Kinkora Manufacturing Ltd. (Kinkora) is a newly formed company spe cializing in the production of a new type of pizza oven. Adam Daniel organized Kinkora on the understanding that it would receive a large contract for pizza ovens from his previous employer, Cascumpec Inc. (Cascumpec), which was planning to renovate its chain of pizza restaurants. Cascumpec is one of the largest pizza restaurant chains in central Canada. Kinkora has rented the space and equipment it needs to operate its business. During Kinkora's first year of operations, the following transactions and economic events took place:
• July 3, 2018: Adam Daniel contributes $200,000 cash in exchange for 100,000 common shares in Kinkora.
• July 5, 2018: Kinkora borrows $400,000 from Cascumpec. The loan carries an interest rate of 10 percent per year. No interest or principal must be paid until 2022.
• July 8, 2018: Kinkora rents space and equipment to operate the business. Rent of
$150,000 for two years is paid.
• July 10, 2018: Kinkora signs the contract with Cascumpec. The contract requires that Kinkora manufacture and deliver $2,000,000 in pizza ovens over the period January 1, 2018 to June 30, 2021. The contract requires that Cascumpec pay within 90 days of delivery by Kinkora. The selling price of the pizza ovens is specified in the contract. Kinkora begins production of the pizza ovens immediately.
• During 2018 Kinkora produced and delivered pizza ovens, and collected cash in the following amounts:
Selling price of ovens produced during 2018 ............. $1,300,000
Cost of ovens produced during 2018............. 650,000
Selling price of ovens delivered to Cascumpec during 2018..... 800,000
Cost of ovens delivered to Cascumpec during 2018....... 400,000
Cash collected from Cascumpec during 2018 ............ 460,000
Cost of ovens that were paid for by Cascumpec during 2018 ..... 230,000
• All costs incurred to produce the ovens were purchased on credit. Of the $650,000 incurred to produce ovens in 2018, $580,000 had been paid by June 30, 2018.
• During 2018, Kinkora incurred additional costs of $190,000, all on credit. As of June 30, 2018, $160,000 of these costs had been paid. Because these costs were not directly used in the production of ovens, Kinkora plans to expense them in full in fiscal 2018. This amount excludes the amount paid for rent and the interest expense.

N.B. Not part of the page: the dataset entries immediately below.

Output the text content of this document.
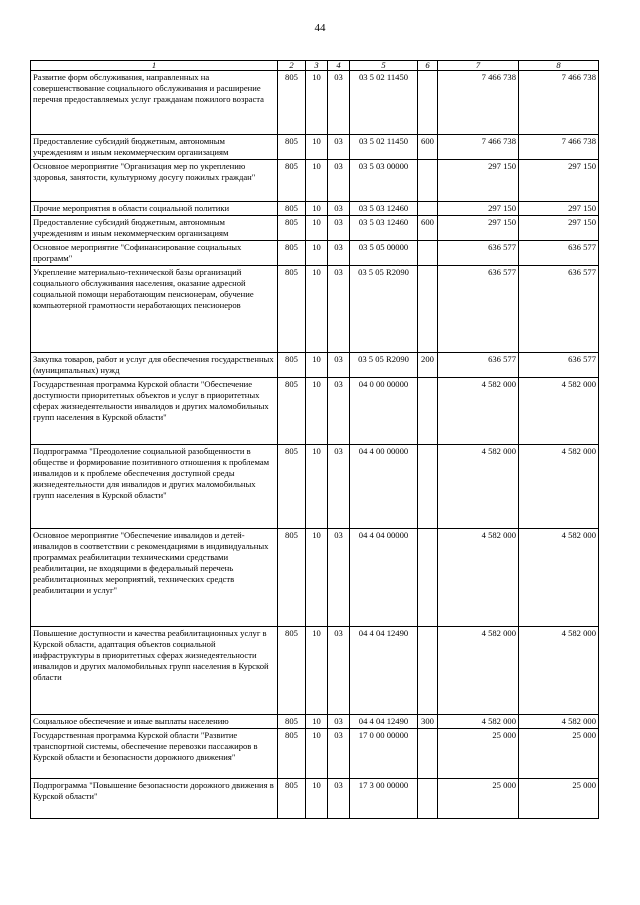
44
1	2	3	4	5	6	7	8
Развитие форм обслуживания, направленных на совершенствование социального обслуживания и расширение перечня предоставляемых услуг гражданам пожилого возраста	805	10	03	03 5 02 11450		7 466 738	7 466 738
Предоставление субсидий бюджетным, автономным учреждениям и иным некоммерческим организациям	805	10	03	03 5 02 11450	600	7 466 738	7 466 738
Основное мероприятие "Организация мер по укреплению здоровья, занятости, культурному досугу пожилых граждан"	805	10	03	03 5 03 00000		297 150	297 150
Прочие мероприятия в области социальной политики	805	10	03	03 5 03 12460		297 150	297 150
Предоставление субсидий бюджетным, автономным учреждениям и иным некоммерческим организациям	805	10	03	03 5 03 12460	600	297 150	297 150
Основное мероприятие "Софинансирование социальных программ"	805	10	03	03 5 05 00000		636 577	636 577
Укрепление материально-технической базы организаций социального обслуживания населения, оказание адресной социальной помощи неработающим пенсионерам, обучение компьютерной грамотности неработающих пенсионеров	805	10	03	03 5 05 R2090		636 577	636 577
Закупка товаров, работ и услуг для обеспечения государственных (муниципальных) нужд	805	10	03	03 5 05 R2090	200	636 577	636 577
Государственная программа Курской области "Обеспечение доступности приоритетных объектов и услуг в приоритетных сферах жизнедеятельности инвалидов и других маломобильных групп населения в Курской области"	805	10	03	04 0 00 00000		4 582 000	4 582 000
Подпрограмма "Преодоление социальной разобщенности в обществе и формирование позитивного отношения к проблемам инвалидов и к проблеме обеспечения доступной среды жизнедеятельности для инвалидов и других маломобильных групп населения в Курской области"	805	10	03	04 4 00 00000		4 582 000	4 582 000
Основное мероприятие "Обеспечение инвалидов и детей-инвалидов в соответствии с рекомендациями в индивидуальных программах реабилитации техническими средствами реабилитации, не входящими в федеральный перечень реабилитационных мероприятий, технических средств реабилитации и услуг"	805	10	03	04 4 04 00000		4 582 000	4 582 000
Повышение доступности и качества реабилитационных услуг в Курской области, адаптация объектов социальной инфраструктуры в приоритетных сферах жизнедеятельности инвалидов и других маломобильных групп населения в Курской области	805	10	03	04 4 04 12490		4 582 000	4 582 000
Социальное обеспечение и иные выплаты населению	805	10	03	04 4 04 12490	300	4 582 000	4 582 000
Государственная программа Курской области "Развитие транспортной системы, обеспечение перевозки пассажиров в Курской области и безопасности дорожного движения"	805	10	03	17 0 00 00000		25 000	25 000
Подпрограмма "Повышение безопасности дорожного движения в Курской области"	805	10	03	17 3 00 00000		25 000	25 000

• Kinkora has a June 30 year-end.
a. Use an accounting equation spreadsheet or journal entries and T-accounts to record the transactions and economic events that occurred in 2018 for Kinkora. Complete this process separately for the following critical events for recognizing revenue:
iii. Collection of cash
b. Prepare Kinkora's income statement for the year ended June 30, 2018 and its balance sheet as of June 30, 2018 using each of the three critical events (production, delivery, and collection of cash). Your income statements should show revenue, cost of goods sold, gross margin, other expenses, and net income.
c. Calculate the gross margin percentage, profit margin percentage, current ratio, and the debt-equity ratio for fiscal 2018 for each critical event.
d. Which method of calculating the ratios in (c) gives the best indication of Kinkora's performance and liquidity? Explain.
e. Does it matter how Kinkora recognizes revenue? To whom does it matter and why?
f. Is the actual economic performance of Kinkora affected by how it recognizes revenue? Explain.